The pervasive question in performing nonparametric time-series analysis is: What do I really care about? Most problems are made more complex by requiring confidence intervals or made simpler with a classifier for "is this going up?"

The generalized approach to time-series forecasting is to build feature matrix of lagged values, possibly perform a log-transform if your values are strictly positive, then carry out temporal cross-validation on nonparametric regression models.

With this approach there are multiple options for forecasting over a horizon. You can recurse on your model on it's outputs or you can use a multioutput regression model. There are multiple options for generating confidence intervals over that horizon. You can cross-validate a standard error then multiply it by the forecast horizon or you can use a nonparametric multioutput model that produces confidence intervals associated each element of a fixed length horizon.

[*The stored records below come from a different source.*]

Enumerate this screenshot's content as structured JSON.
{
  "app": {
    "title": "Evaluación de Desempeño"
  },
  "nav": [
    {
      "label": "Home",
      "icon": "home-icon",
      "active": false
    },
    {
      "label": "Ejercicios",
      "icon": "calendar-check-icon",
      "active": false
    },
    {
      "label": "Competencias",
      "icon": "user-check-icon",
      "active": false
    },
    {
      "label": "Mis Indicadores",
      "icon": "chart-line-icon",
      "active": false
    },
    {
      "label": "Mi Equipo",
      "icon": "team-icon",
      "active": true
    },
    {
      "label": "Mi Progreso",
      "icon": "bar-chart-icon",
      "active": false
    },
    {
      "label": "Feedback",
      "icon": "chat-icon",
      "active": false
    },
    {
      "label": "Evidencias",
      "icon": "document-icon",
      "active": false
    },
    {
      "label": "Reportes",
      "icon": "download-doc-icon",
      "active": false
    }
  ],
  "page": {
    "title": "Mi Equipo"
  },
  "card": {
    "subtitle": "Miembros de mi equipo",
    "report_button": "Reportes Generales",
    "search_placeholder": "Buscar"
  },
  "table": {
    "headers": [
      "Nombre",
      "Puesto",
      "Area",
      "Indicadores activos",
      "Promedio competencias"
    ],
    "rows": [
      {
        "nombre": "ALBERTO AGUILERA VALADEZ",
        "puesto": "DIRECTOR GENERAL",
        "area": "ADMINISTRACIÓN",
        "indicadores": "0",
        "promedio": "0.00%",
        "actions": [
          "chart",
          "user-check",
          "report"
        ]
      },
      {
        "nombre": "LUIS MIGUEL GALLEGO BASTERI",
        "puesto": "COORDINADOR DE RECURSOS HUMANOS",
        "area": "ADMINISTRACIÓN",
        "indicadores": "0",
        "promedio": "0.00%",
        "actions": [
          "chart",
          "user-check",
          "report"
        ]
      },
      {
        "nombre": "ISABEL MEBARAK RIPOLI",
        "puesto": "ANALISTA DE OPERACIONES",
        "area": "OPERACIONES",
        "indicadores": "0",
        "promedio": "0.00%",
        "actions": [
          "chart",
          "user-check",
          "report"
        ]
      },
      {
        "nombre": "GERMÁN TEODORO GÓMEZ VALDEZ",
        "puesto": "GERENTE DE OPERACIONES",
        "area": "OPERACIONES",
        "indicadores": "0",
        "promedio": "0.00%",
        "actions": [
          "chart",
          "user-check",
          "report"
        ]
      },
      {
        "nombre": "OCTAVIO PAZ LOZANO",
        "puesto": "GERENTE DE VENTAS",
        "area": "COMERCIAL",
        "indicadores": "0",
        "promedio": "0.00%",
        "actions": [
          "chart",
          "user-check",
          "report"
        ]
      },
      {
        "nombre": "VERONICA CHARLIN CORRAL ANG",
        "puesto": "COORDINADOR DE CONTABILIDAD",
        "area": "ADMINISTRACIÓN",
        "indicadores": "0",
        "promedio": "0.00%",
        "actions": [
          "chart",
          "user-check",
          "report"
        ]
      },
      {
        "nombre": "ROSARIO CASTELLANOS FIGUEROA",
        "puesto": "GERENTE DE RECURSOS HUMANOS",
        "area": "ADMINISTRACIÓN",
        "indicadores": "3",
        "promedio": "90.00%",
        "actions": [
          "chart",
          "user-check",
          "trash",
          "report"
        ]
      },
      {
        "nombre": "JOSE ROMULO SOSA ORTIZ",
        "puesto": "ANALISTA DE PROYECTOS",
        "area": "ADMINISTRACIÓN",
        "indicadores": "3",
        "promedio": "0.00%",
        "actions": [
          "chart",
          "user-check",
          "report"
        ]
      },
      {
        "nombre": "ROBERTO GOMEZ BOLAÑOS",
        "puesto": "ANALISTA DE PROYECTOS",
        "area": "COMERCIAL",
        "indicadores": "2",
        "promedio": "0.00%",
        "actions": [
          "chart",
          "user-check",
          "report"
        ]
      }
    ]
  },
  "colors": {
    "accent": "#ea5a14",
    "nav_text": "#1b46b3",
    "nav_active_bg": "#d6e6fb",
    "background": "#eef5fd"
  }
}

If you are using kernel methods, it's possibly to weight features by their recency. If you are using a method that uses some form of gradient descent, you can use the previously found parameters as a warm-start then training after observing new data-points. This rapidly speeds up convergence. Online methods can be quite successful for some problems, while offering nice complexity guarantees and never becoming stale.

Regarding:

Is it even worth building a more sophisticated model? Don't fix what isn't broken.

Would I have to continually retrain it between every hour or would a few months worth of this hourly data be enough to forecast for several days before retraining? See above for some approaches to try.